The first Aurovilians attempted to create this vision using only their own labors, but almost no progress was made in the first couple of years, until an architect suggested that they incorporate local paid labor into the actualisation. Applying their ideals to the hiring of labor, however, is what makes this community so worthwhile. Everyone working at Auroville, in any capacity, is entitled to eat at the community kitchen for free, and receive health care and education for their families. There are many other ways that Auroville improves the lives of the people in their area. They teach skills and provide an outlet for entrepreneurial endeavors. Each craft workshop is staffed by individual freelancers, who can choose their work and their pace, selling when and where they like, all while receiving the kinds of benefits usually enjoyed by employees.

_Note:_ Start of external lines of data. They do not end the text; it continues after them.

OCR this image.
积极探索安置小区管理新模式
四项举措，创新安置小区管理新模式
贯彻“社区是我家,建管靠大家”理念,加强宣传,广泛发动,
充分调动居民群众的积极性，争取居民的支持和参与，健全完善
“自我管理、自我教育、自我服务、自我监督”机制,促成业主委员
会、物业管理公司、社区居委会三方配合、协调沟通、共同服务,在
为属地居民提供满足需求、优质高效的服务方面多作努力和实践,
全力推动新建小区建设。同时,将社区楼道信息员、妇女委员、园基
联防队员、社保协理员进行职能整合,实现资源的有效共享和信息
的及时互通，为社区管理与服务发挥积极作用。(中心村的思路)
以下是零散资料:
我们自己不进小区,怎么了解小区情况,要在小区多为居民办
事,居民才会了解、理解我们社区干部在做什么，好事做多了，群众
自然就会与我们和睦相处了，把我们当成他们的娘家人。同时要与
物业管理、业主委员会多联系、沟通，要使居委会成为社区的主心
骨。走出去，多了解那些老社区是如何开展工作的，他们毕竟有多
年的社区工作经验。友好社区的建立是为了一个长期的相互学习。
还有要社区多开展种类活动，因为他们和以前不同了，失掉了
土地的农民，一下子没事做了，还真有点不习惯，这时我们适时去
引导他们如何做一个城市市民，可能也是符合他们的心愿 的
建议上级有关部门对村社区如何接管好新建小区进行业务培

I’m sure there’s a lot more to the story. We talked to a man laboring onsite who still asked us for money for food, while agreeing that he is fed onsite. But Gopi told us that of the 2nd generation of full Aurovilians who’ve gone away (such as returning to the countries of their parents for college), 80% have returned to make their homes in Auroville. I could see the appeal. They are researching and engineering new techniques for a sustainable community. Part of the science campus:

An arch-building class for architecture students. The frames are removed after the bricks are set.

The spirulina beds:

Aurovilians are still working to realize the dream of the Mother. They have completed the Matremandir, which is a beautiful meditation space and the center of the lotus. There is a pleasant walk to a viewing space, but visits inside are only granted on in-person advance application.

When the location was founded, there was a large banyan tree, and it has been incorporated into the idealistic layout.

To produce the gold segments, they studied the techniques of the Golden Buddha in Bangkok, another monument we have visited. It is truly beautiful in the sunshine.

We saw mongeese (mongooses?) on the walk back, and everyone was tired and impressed by our day during our much quieter taxi ride home to the hotel.

The women’s restroom shows a sari!

The others took a rest in the hotel, but I felt energized. I went for a stroll to see the shore during daylight.

For dinner, we enjoyed a trendy place with the most delicious spicy cocktails, then a last walk on the beach and back through town. We were adopted as pack by a yellow dog. None of the other dogs we passed liked him, and we defended him from a pack of 10. He followed us all the way home, and howled all night long, lonely outside our window. Poor guy. We never fed him or petted him, but I guess he liked us anyway.